Testemunhas depõem em processo de assédio sexual de ex-prefeito de Não-Me-Toque

O juiz Márcio Cesar Sfredo Monteiro, da Comarca de Não-Me-Toque, ouviu nesta quinta-feira (23) testemunhas no processo contra o ex-prefeito da cidade Armando Carlos Roos. Seis servidoras municipais foram colocadas na lista pelo Ministério Público. 

O político foi denunciado em julho do ano passado pelos crimes de assédio sexual, abuso de autoridade, entre outros crimes. Armando Roos foi acusado por servidoras de oferecer cargos públicos em troca de favores sexuais. 

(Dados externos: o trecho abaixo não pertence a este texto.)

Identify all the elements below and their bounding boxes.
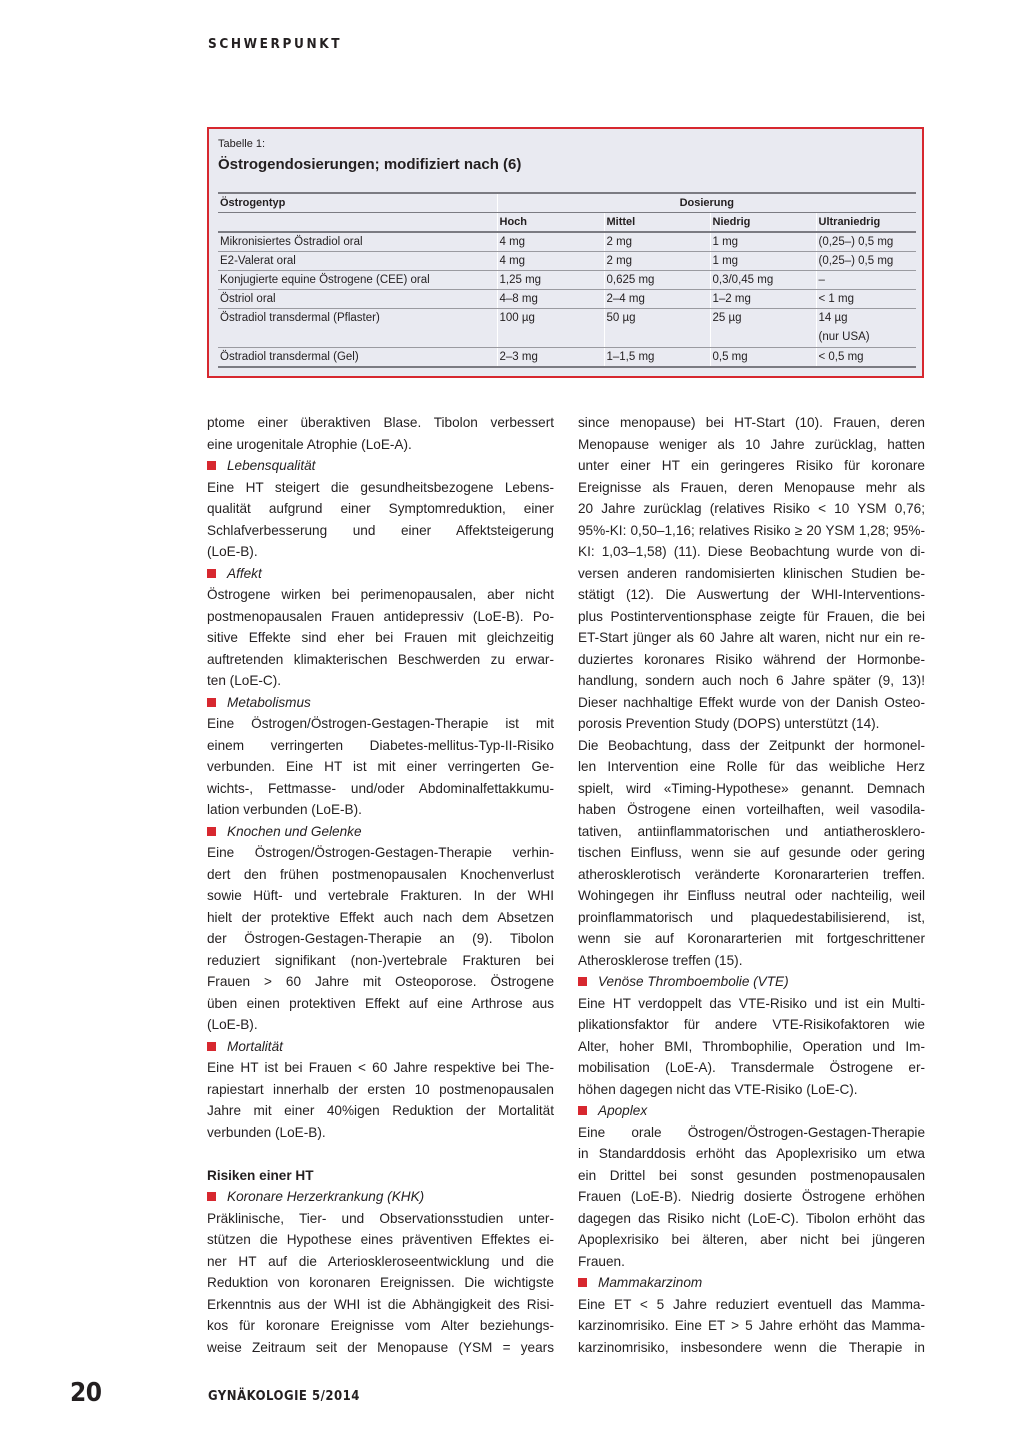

Em 2017, uma servidora de carreira do município procurou a Polícia Civil para denunciar que o prefeito a rebaixou de cargo, fazendo com que ganhasse menos, por não aceitar um pedido de cunho sexual feito por ele. 


A denúncia foi feita inicialmente como uma queixa, sem representação do crime. Dias depois, a vítima decidiu seguir adiante com o procedimento e contou que estava sendo ameaçada. Com isso, a mulher teve deferido uma medida protetiva. 


Depois disso, outro caso veio à tona. Uma funcionária que trabalhava desde 2017 na prefeitura de Não-Me-Toque, em um cargo comissionado, denunciou o prefeito. Segundo ela, em troca da vaga, o então prefeito teria pedido favores sexuais. Uma das vítimas, inclusive, filmou o suposto assédio, ocorrido dentro do gabinete. Armando Roos foi afastado do cargo em julho do ano passado e cassado em agosto.